Her self-titled debut blends rugged hip-hop beats, mesmerizing electro-pop hooks, and lush EDM textures. Her creative collaboration with producer wunderkind Justin Lassen has yielded a sound that’s Top 40-hooky and cleverly incisive. The woozy “Like A White Girl” mixes dreamy atmospherics, sultry vocalizing, and a supple beat for a hypnotic effect. Currently, this song appears on a compilation album alongside Pitbull, 50 Cent and Snoop that was distributed to 2500 gentlemen’s clubs around the country. The ominous “Who I am” is a throw down with brazen lines like I ain’t Ke$ha, don’t call me that/ I don’t sound like a retard when I rap/& I ain’t Ashley Simpson, cuz I can sing/ & that real shit I know how to bring.
Her boldness has been hard fought. She’s taken her slice ‘em dice ‘em rhymes to the stage winning over finicky hip-hop crowds. Behind the scenes, she’s recorded her own vocals and edited her own videos. NMercer is also an accomplished musician, having cut her teeth professionally singing Etta James songs at corporate events and luxurious house parties. Her honeyed hooks and unique vocal harmonies exhibit the weight and richness of the blues’s melodic heritage.
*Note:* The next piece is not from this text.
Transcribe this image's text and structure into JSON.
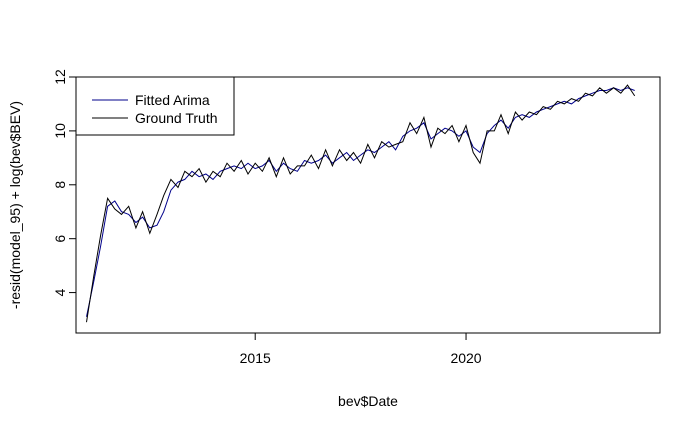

NMercer grew up on an island called Vashon, accessible by ferry in the Puget Sound, near Seattle. She grew up listening to a refreshingly eclectic mix of music, including such artists as Alice in Chains, the Pharcyde, the Beastie Boys, Joan Osborne, the Doors, Björk, Easy E, NWA, and Too $hort.
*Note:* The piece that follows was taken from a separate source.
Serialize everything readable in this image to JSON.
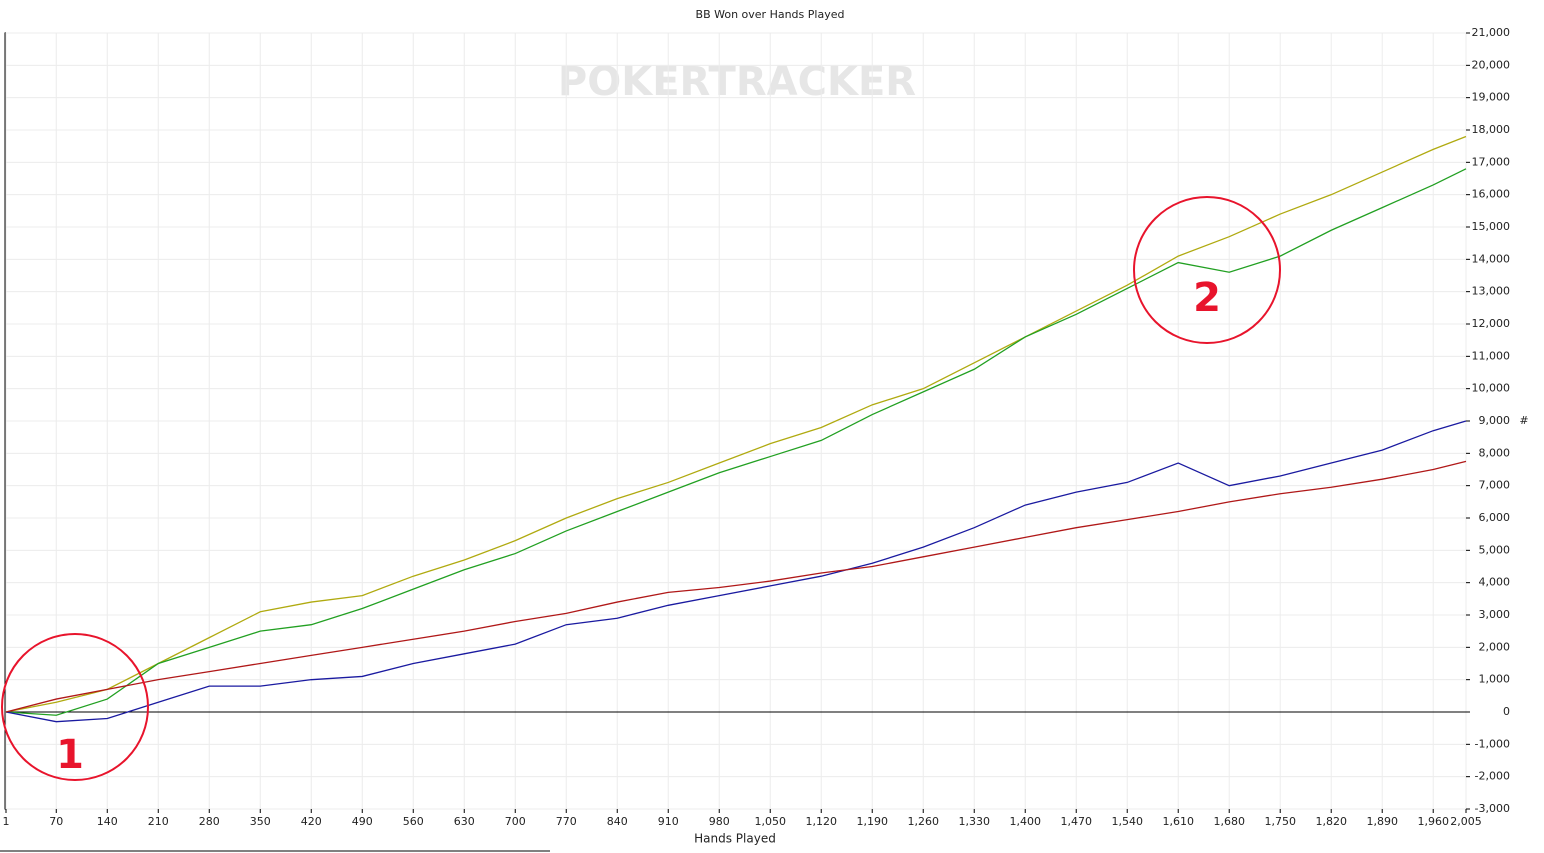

Soon after relocating to Los Angeles, she moved to South Central for the reasonable rents. “For the first time since I moved to LA, I felt like I was part of a community,” she says. “The guys on the block were all rappers or musical in some way or another. They’d would bring by sick beats and ask me to sing hooks on them,” she says. When no one was around, NMercer started writing her own songs. “It was the first time I wrote music where I felt like I had a sound and voice. I think it came out real because I made those songs for no one but myself,” she explains.
During this period of powerful growth she wrote the anthem “Stacks.” “While I was having this shift, I was surrounded by good people with no understanding of money and a super warped sense of what’s valuable and what’s not,” she says candidly. “This song is about a lot of things not the least of which is money management. “ It’s a banger with inspiring lines like: I want a condo, yo I’m saving up for it/that’s why you never see me stopping why you never see me sit/these fools be droppin all their dollars on the wrong damn shit/’n in a minute they got nothin to say for it how did we become a generation/that can never be savin’ up something.
NMercer producer Justin Lassen has produced opera and symphonies, developed highly esteemed sound libraries, and done remixes for artists like Nine Inch Nails, Linkin Park, Apocalyptica, and Evanescence. “He’s fearless with his music,” she says. He’s so bold with risks but he also understands song structure, great hooks, and great beats.”